Comment poursuivre la conversation ?

F. C. : Dans une troisième étape, exprimez vos besoins, en disant par exemple à votre salarié que pour que les vendanges se passent au mieux, vous avez besoin de pouvoir compter sur vos collaborateurs. Expliquez-lui pourquoi c'est important pour vous. Souvent, les émotions négatives comme la colère viennent de besoins non satisfaits, pas toujours clairement identifiés.

Et sur quoi conclure ?

F. C. : Dans une dernière étape, faites une demande précise, formulée de façon positive et tournée vers l'avenir. Évitez par exemple de dire « n'oublie plus de laver la benne le soir », car cela va déstabiliser votre salarié en jetant un doute sur ses capacités ou son sérieux, mais plutôt « je te demande de faire dorénavant le lavage avant 17 heures ». Prenez le temps de l'écouter. Laissez-le s'exprimer à son tour et se justifier s'il le souhaite. Puis revenez à votre demande. S'il a des objections à formuler, discutez-en avec lui et cherchez une solution qui convienne aux deux partis. Pour que votre salarié puisse faire ce lavage dans les temps, il faudra peut-être revoir l'organisation de sa journée.

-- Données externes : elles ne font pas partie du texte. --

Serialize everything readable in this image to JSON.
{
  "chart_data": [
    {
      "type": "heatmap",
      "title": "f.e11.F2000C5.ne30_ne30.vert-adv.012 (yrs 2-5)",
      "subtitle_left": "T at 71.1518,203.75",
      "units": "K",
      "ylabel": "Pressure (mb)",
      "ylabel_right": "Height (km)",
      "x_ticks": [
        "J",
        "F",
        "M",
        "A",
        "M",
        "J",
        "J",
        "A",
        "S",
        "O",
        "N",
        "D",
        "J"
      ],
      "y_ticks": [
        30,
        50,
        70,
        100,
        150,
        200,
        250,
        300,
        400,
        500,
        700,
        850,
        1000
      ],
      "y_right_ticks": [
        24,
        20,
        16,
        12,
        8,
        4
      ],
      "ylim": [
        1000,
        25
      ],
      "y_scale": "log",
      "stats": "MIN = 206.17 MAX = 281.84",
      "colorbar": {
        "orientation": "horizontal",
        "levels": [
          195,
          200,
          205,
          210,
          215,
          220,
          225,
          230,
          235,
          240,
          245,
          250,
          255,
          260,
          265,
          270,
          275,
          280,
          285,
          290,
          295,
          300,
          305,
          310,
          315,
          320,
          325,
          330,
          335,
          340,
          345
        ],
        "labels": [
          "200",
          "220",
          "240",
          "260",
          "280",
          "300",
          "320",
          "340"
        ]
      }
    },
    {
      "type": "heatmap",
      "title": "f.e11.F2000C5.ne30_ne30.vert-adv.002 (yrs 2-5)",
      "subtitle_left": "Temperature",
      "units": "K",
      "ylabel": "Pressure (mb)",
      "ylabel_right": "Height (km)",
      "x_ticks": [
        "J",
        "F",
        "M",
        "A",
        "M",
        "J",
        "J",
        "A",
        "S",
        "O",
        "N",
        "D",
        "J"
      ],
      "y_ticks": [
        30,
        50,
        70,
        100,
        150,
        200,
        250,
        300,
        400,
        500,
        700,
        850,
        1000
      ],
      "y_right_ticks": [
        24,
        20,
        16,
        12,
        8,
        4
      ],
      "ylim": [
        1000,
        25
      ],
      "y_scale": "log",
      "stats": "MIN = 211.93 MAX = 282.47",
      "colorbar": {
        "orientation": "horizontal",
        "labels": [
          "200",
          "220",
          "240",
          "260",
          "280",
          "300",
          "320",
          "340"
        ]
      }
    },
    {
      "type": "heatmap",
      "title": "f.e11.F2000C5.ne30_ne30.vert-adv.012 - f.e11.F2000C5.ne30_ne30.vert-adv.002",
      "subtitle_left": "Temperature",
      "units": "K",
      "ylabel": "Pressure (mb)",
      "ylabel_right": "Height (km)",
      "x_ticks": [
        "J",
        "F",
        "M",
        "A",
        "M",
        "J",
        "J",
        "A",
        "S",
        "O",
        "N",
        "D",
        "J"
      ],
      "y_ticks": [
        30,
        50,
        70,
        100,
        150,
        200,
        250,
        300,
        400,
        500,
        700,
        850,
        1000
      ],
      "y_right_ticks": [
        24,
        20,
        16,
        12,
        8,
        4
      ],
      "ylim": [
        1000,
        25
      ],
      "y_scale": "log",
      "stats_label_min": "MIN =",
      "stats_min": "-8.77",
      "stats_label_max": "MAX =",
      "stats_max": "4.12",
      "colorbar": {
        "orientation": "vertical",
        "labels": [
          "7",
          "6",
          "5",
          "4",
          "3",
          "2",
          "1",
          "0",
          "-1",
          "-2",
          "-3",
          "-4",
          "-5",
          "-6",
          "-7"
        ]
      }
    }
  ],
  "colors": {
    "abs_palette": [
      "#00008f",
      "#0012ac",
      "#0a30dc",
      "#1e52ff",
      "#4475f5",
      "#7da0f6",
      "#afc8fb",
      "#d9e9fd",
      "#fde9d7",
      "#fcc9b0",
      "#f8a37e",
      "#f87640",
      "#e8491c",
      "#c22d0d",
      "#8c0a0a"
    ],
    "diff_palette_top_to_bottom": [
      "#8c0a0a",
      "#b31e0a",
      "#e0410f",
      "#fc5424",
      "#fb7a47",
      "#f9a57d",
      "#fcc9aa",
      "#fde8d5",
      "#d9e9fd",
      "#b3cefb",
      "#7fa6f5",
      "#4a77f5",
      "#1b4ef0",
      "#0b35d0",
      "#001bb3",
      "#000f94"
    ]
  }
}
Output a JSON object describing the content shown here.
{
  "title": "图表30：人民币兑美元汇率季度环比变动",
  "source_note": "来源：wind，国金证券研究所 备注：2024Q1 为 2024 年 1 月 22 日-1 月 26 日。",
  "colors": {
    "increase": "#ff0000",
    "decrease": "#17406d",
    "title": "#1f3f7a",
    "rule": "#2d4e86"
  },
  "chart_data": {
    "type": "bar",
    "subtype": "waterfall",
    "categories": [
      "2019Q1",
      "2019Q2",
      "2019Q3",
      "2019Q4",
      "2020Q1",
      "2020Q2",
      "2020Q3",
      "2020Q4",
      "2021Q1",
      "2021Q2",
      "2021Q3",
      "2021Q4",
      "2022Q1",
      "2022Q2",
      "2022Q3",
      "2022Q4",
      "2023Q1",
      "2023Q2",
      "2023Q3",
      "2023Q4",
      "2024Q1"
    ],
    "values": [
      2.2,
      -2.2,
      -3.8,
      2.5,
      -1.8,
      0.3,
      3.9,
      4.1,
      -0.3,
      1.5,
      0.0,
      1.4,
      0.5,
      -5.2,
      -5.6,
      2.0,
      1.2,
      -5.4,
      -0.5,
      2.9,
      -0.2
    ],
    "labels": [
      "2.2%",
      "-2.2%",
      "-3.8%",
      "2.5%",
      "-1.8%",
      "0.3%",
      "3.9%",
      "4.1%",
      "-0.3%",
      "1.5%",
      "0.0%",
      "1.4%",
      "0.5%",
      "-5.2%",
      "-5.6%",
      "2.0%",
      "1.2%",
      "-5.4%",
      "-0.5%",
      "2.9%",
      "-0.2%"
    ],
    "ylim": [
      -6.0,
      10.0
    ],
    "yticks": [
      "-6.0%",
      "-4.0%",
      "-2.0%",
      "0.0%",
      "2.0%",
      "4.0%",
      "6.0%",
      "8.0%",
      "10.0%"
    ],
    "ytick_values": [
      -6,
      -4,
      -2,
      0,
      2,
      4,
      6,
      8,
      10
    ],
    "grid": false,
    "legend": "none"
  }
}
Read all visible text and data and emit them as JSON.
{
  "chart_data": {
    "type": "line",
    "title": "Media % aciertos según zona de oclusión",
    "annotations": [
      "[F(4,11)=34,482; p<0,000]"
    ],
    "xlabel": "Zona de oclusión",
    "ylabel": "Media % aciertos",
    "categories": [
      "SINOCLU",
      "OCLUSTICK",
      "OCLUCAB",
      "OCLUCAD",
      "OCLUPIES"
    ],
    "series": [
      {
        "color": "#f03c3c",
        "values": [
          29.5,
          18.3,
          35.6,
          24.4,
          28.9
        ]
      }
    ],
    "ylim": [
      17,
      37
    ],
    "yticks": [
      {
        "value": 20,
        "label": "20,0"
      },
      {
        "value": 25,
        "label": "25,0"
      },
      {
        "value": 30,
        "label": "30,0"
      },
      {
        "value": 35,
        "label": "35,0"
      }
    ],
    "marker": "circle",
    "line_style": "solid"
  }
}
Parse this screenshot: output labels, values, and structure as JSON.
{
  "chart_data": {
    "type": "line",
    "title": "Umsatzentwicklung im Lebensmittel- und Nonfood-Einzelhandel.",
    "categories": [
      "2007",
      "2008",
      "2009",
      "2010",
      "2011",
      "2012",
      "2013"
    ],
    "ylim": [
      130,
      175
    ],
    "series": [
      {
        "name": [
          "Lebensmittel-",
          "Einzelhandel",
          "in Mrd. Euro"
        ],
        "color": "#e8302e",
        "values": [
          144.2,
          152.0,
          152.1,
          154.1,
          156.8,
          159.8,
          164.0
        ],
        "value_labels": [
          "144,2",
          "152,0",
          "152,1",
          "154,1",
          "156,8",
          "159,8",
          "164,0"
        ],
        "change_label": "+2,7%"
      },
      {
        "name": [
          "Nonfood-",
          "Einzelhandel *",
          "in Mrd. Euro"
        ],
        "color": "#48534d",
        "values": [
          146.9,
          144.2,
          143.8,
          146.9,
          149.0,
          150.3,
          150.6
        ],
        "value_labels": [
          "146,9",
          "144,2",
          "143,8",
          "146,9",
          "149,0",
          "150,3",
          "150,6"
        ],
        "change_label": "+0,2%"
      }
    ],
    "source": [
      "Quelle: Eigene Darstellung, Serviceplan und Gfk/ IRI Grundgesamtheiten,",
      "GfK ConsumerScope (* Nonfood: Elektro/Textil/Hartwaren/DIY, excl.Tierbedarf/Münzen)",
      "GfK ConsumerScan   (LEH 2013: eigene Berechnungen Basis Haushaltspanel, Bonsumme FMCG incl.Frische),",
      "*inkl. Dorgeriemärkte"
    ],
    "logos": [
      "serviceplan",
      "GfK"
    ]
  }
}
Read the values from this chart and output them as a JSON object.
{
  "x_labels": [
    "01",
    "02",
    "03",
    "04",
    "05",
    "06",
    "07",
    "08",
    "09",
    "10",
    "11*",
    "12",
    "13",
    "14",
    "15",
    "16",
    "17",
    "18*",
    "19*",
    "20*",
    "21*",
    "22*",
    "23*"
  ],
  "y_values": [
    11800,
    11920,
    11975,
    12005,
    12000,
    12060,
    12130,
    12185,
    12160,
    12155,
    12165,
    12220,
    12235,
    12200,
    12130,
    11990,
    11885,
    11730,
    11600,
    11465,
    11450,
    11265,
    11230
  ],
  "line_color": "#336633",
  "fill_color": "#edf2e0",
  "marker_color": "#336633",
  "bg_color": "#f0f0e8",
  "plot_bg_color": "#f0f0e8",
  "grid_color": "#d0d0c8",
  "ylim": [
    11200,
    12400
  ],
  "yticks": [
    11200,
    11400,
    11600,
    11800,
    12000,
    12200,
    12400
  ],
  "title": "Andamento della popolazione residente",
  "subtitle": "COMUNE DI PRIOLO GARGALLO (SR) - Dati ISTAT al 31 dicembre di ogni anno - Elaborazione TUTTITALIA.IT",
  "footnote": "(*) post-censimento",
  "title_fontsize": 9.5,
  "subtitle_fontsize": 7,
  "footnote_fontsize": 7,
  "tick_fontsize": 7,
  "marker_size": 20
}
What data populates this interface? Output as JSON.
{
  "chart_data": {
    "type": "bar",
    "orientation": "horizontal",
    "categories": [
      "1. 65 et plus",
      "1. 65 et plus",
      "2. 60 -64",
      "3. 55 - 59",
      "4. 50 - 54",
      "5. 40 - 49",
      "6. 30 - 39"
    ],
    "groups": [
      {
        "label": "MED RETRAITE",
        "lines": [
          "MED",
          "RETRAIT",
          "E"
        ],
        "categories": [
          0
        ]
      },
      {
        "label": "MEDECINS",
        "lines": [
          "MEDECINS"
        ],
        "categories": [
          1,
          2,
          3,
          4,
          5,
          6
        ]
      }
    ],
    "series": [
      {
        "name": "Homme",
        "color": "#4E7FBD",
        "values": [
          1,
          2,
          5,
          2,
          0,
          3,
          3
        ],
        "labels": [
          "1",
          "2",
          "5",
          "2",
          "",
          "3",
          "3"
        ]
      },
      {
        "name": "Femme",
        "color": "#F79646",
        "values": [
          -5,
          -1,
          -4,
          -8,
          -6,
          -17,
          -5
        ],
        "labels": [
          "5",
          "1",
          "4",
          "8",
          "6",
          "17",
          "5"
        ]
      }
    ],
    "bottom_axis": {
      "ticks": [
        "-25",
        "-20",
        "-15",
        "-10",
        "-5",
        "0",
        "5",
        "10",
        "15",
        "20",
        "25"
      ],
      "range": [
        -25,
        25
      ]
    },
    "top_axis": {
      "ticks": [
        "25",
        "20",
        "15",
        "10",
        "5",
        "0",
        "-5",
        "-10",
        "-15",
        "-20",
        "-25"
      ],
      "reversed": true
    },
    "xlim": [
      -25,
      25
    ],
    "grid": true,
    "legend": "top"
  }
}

Qu'est-ce qui demande du courage ?

F. C. : Parler de ses émotions, de ses besoins, formuler une demande, c'est s'ouvrir à l'autre, montrer sa vulnérabilité. Cela peut être déstabilisant. Il y a une prise de risque, car la solution n'est pas écrite à l'avance. Il faut accepter de cheminer à deux. Mais si vous arrivez à établir un plan d'action qui convient aux deux, avec des objectifs de changement concrets, vous remotivez votre collaborateur. Si vous lui aviez seulement fait des reproches en le sommant de ne pas recommencer, cela n'aurait pas donné les mêmes résultats.